Behind the buttons of a webshop or internet portal, you enter the world of the rapidly growing software company ISAAC in Eindhoven.
What started out as just a job for Mark Hoogendoorn and Max Hufkens has sort of spiralled out of control. They developed websites during their time as students at TU/e. Seventeen years later, Internet Strategy and Automation Company (ISAAC) has grown into a business with 60 employees.
The signature of the TU/e is still visible. “With just a few exceptions, all of our people have a college- or university-level education. Several of them have a scientific background,” Hoogendoorn explains.
At ISAAC, people love a challenge and complexity. There are many who can develop a portal, website or webshop. ISAAC looks for more complex challenges. It brings together many – up to twenty-five – systems in the background. The company promotes itself as a knowledge organisation using available and proprietary technologies. “We are like a park ranger, seeing the little things in a forest other visitors might miss out on,” Hoogendoorn clarifies.

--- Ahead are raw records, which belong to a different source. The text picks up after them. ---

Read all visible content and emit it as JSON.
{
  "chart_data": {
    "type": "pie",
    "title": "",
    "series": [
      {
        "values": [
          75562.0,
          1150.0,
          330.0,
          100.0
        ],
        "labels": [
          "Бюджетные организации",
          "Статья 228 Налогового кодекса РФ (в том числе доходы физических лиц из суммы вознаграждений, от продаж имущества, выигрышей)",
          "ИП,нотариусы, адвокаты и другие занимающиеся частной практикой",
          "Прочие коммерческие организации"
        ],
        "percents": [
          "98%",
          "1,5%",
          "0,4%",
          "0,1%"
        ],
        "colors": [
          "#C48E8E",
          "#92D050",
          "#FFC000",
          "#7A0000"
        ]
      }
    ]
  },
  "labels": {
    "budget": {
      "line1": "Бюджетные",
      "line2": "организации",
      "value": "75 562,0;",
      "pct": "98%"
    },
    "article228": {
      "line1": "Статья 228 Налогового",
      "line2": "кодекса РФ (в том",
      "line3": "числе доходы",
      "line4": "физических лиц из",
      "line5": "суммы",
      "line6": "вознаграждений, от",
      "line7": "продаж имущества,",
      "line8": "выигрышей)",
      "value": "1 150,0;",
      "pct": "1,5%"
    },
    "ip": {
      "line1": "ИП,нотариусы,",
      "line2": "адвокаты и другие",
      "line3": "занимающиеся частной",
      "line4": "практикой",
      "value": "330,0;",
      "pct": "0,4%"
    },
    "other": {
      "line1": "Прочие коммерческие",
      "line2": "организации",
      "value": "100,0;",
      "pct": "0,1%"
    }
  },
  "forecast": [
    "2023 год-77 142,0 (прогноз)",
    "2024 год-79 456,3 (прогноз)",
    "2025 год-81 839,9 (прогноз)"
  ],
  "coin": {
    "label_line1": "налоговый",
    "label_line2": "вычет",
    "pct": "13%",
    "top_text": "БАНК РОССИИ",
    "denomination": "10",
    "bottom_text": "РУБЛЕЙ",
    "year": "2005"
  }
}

Here is an example; Hoogendoorn and sales director Camiel Baltussen bring up Winkelstraat.nl. Around 130 clothing boutiques selling high-end brands are affiliated with this internet shop. After three years, its revenue is “increasing rapidly.”
Such an internet shop was only feasible for the collective. “Merchants who spend all day every day in their stores do not have time for this. They also lack the necessary knowledge and budget,” Baltussen says.
Online buyers can see everything that is available in all shops, from Eindhoven and Helmond to Antwerp and Alkmaar. They check out everything at once. That is when the work for the underlying systems is just beginning. The clothing has to be delivered. The boutique in Helmond has to get paid. If it sells a jacket in the physical store, it has to be taken out of the online stock. Returned items must be processed properly. “That complicates things. We continue to work on this system every day,” Hoogendoorn reveals.
ISAAC focuses on consultancy, the actual development of systems and their management and optimisation. Its motto is to “Calmly work on to the final solution.”
The Eindhoven-based organisation is active in a wide range of sectors and works with many different products. For example, the company worked on Basispoort, an internet portal that is used by 1.6 million elementary school students every day to access their digital learning materials.
For soccer clubs in the German Bundesliga, ISAAC developed the Fanmiles internet platform. With a card, people can pay for drinks in the stadium or save for gifts by sharing video clips on Facebook.
Another complex project was the development of a mobility card for XXImo, with which organisations can assign individual budgets to employees. It can be used to pay for e.g. parking, public transport, carpooling and hotels.
ISAAC is also behind the development of the internet registers of Ingenico, formerly known as Global Collect. The trick there was to design a user-friendly system to which internet shops could be connected. “The goal was to entice stores looking to open a webshop with an internet register to choose Ingenico’s system,” Baltussen says.
The market smiles on ISAAC, that much is clear. “During the financial crisis, business was a bit slow for a few years. Once the economy recovered, it was clear that clients had been saving up their projects,” Hoogendoorn explains. In the past year and a half, ISAAC has grown exponentially and gone from 40 to 60 employees. “We are growing more rapidly than the market itself. Our biggest limitation at the moment is finding good people.”
The company has taken the right measures to draw and hold on to talented people’s attention.
The ISAAC Academy was founded to train future employees. Scholarships are also available – as is a co-ownership of the business itself. The owners Hoogendoorn and Hufkens have made room for a foundation in which talented employees can participate.
Is ISAAC looking for younger models of the two co-founders and owners? “Yes,” Hoogendoorn jokes. “We are looking for ourselves, only younger and more handsome.”